Selon Darousse Allaoui, un fidèle du couple présidentiel de la première heure, ce sont les collaborateurs et amis du président Ikililou Dhoinine qui, après une longue réflexion, auraient demandé à Hadidja Aboubacar de s’engager dans la bataille. Et d’ajouter que les initiateurs de cette candidature ‘‘ont durement travaillé pour parvenir à convaincre le couple présidentiel’’.

“Nous avons pensé à Hadidja Aboubacar, car elle est une personne intègre et cultivée, leader dans de nombreuses organisations locales et qui a aussi représenté dignement le pays dans d’importantes  assemblées mondiales”, a-t-il soutenu.

Mais, d’après l’actuel ministre de l’Emploi, avant d’accepter cette offre, le couple présidentiel aurait posé des conditions. “Ils ont demandé à ce que tout le monde y mette du sien et défende avec force la candidature, celle-ci étant d’abord notre initiative”, a-t-il indiqué.

Membre fondateur de l’Updc, il a invité les sympathisants du parti et les amis du régime à être fiers du bilan du régime. “Nous avons réalisé des choses. Nous avons posé beaucoup d’actes qui ont un impact réel dans le développement de ce pays. Des réalisations sont faites à Mwali, mais dans ce pays on ne dit du bien d’un régime qu’une fois qu’il est parti”, a-t-il rassuré.

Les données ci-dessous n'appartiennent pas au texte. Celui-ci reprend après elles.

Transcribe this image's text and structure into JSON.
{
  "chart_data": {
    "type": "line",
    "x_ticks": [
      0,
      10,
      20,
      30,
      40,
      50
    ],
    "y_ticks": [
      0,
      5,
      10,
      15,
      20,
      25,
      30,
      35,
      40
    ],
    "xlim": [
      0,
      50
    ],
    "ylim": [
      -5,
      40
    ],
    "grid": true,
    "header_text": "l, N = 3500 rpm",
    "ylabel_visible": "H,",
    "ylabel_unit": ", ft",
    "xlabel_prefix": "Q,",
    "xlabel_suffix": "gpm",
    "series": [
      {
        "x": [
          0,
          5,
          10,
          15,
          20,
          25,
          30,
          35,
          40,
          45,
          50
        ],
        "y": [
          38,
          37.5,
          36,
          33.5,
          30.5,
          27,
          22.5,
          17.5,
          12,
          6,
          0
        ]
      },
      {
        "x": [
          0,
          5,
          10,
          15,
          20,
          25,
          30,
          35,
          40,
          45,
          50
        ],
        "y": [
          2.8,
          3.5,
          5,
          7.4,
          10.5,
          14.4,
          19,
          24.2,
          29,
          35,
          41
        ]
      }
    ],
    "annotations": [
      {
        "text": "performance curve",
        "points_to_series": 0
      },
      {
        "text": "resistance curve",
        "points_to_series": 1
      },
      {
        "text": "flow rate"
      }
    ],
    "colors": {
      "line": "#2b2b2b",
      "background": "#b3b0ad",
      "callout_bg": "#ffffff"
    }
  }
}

Prenant la parole, Hadidja Aboubacar a d’abord remercié l’assistance avant de confirmer les propos de M. Darousse Alaoui sur la demande que lui a été faite pour porter la candidature de l’Updc à l’élection du gouverneur de Mwali. A l’en croire, elle avait décliné l’offre à deux reprises, mais “c’était sans compter sur la détermination” des initiateurs”.

“J’ai pensé à mes enfants que je vois à peine depuis dix ans maintenant et un emploi chargé en permanence. Mais, finalement j’ai cédé. Je ne pouvais pas repousser trop longtemps l’honneur et la confiance qui m’ont été faits”, a dit la désormais candidate à l’élection du gouverneur de l’île. Elle a invité ses amis et proches conviés à cette rencontre dite ‘‘d’information et de sensibilisation’’ à relayer le message auprès des siens en attendant que les “choses sérieuses commencent”.

C’est la deuxième femme qui annonce son intention de briguer le poste de gouverneur dans l’île de Djumbe Fatima. Hadidja Aboubacar rejoint, ainsi, l’actuelle directrice nationale du Genre, Mariama Haidar. Il faut, par ailleurs, noter que dans l’île de Djumbe Fatima, la femme n’avait pas de place dans les hautes fonctions. Aucune ne siège au conseil de commissaire de l’île depuis plus de cinq ans.

La première dame a toutes les chances d’avoir en face de lui, notamment, l’actuel détenteur du poste, Mohamed Ali Saïd, dont les partisans ne font pas mystère de leur intention d’en découdre. Dans ces circonstances, l’élection du gouverneur dans l’île risque d’être tendue avec une opposition qui, bien que partant déjà en ordre dispersé, tire à boulets rouges sur le régime actuel.